A imprensa repercutiu nos últimos dias o caso da Prefeitura de Saquarema, na Região dos Lagos (RJ), que fechou contratos milionários para um programa educacional do município com empresas ligadas a um dos diretores do projeto.
A terceirização para uma organização social, que por sua vez contratou outras empresas, quarteirizando o serviço, visa promover aulas de reforço e atividades extracurriculares para os alunos da rede municipal. A iniciativa acontece por meio do Programa é o “Conexão do Futuro”, que prevê gastar R$ 326 milhões.
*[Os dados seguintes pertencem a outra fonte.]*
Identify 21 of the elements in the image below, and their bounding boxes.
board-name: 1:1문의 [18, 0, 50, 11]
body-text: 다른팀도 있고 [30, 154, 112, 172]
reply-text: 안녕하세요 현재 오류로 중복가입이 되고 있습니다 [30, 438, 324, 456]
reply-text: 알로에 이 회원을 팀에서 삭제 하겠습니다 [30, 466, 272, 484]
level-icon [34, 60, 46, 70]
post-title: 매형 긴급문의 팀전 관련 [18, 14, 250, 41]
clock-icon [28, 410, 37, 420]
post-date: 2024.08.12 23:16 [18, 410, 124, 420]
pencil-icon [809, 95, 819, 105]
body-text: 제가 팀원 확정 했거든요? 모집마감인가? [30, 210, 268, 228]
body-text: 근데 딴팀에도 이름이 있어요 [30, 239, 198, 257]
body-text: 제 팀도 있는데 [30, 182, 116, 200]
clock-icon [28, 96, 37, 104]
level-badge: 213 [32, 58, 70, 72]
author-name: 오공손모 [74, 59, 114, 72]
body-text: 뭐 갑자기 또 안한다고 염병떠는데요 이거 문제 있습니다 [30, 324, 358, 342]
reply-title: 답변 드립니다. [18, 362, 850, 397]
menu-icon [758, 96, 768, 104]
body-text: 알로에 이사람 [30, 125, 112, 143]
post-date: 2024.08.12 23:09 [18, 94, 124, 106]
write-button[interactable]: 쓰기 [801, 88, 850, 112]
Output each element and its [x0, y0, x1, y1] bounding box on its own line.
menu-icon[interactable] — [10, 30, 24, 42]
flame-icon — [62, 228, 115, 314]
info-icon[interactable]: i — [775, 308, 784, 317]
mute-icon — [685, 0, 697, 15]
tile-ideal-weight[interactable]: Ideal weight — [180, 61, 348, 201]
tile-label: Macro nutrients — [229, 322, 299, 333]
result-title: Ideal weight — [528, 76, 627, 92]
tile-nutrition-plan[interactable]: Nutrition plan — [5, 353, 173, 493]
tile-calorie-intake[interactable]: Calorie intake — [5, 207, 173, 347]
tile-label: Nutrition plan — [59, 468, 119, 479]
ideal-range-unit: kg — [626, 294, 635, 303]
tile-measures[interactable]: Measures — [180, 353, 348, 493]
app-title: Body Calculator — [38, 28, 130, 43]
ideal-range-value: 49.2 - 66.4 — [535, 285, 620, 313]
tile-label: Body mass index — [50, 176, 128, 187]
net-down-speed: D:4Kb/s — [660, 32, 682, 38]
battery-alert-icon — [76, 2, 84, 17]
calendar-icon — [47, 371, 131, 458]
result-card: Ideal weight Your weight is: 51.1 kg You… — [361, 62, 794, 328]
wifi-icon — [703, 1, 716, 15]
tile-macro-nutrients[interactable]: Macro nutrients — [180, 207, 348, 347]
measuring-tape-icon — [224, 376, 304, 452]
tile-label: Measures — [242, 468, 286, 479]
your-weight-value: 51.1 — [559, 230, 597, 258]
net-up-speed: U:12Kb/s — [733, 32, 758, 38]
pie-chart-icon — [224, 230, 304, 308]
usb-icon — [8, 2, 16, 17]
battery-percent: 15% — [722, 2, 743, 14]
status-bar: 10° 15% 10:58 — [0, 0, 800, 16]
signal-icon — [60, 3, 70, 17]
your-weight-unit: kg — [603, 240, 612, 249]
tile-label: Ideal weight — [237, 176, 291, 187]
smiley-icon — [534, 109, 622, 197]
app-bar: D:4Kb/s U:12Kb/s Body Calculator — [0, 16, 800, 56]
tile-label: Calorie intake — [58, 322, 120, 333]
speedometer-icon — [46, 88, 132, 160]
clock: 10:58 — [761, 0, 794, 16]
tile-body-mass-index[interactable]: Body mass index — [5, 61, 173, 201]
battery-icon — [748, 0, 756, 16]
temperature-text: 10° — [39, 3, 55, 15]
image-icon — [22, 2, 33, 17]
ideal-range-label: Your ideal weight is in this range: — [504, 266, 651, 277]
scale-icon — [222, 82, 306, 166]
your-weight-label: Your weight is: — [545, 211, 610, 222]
Abaixo segue a transcrição de trechos da matéria, que foi ao ar no telejornal RJ1, da TV Globo.
Antes de ocupar o cargo na Prefeitura de Saquarema, o atual diretor do “Conexão do Futuro”, Lucas Amorim Floriano, teve uma empresa contratada pelo programa – que desde dezembro do ano passado é gerido por ele.
Além disso, outras duas empresas que também receberam dinheiro público através do “Conexão do Futuro” funcionam na casa da sogra de Lucas. Procurado pelo RJ1, ele negou qualquer irregularidade.
Como funcionário público, Lucas ganha salário de R$ 10 mil e participou da expansão do “Conexão do Futuro”. Ele foi o responsável por lançar o edital para escolher a organização social (OS) que iria administrar o projeto.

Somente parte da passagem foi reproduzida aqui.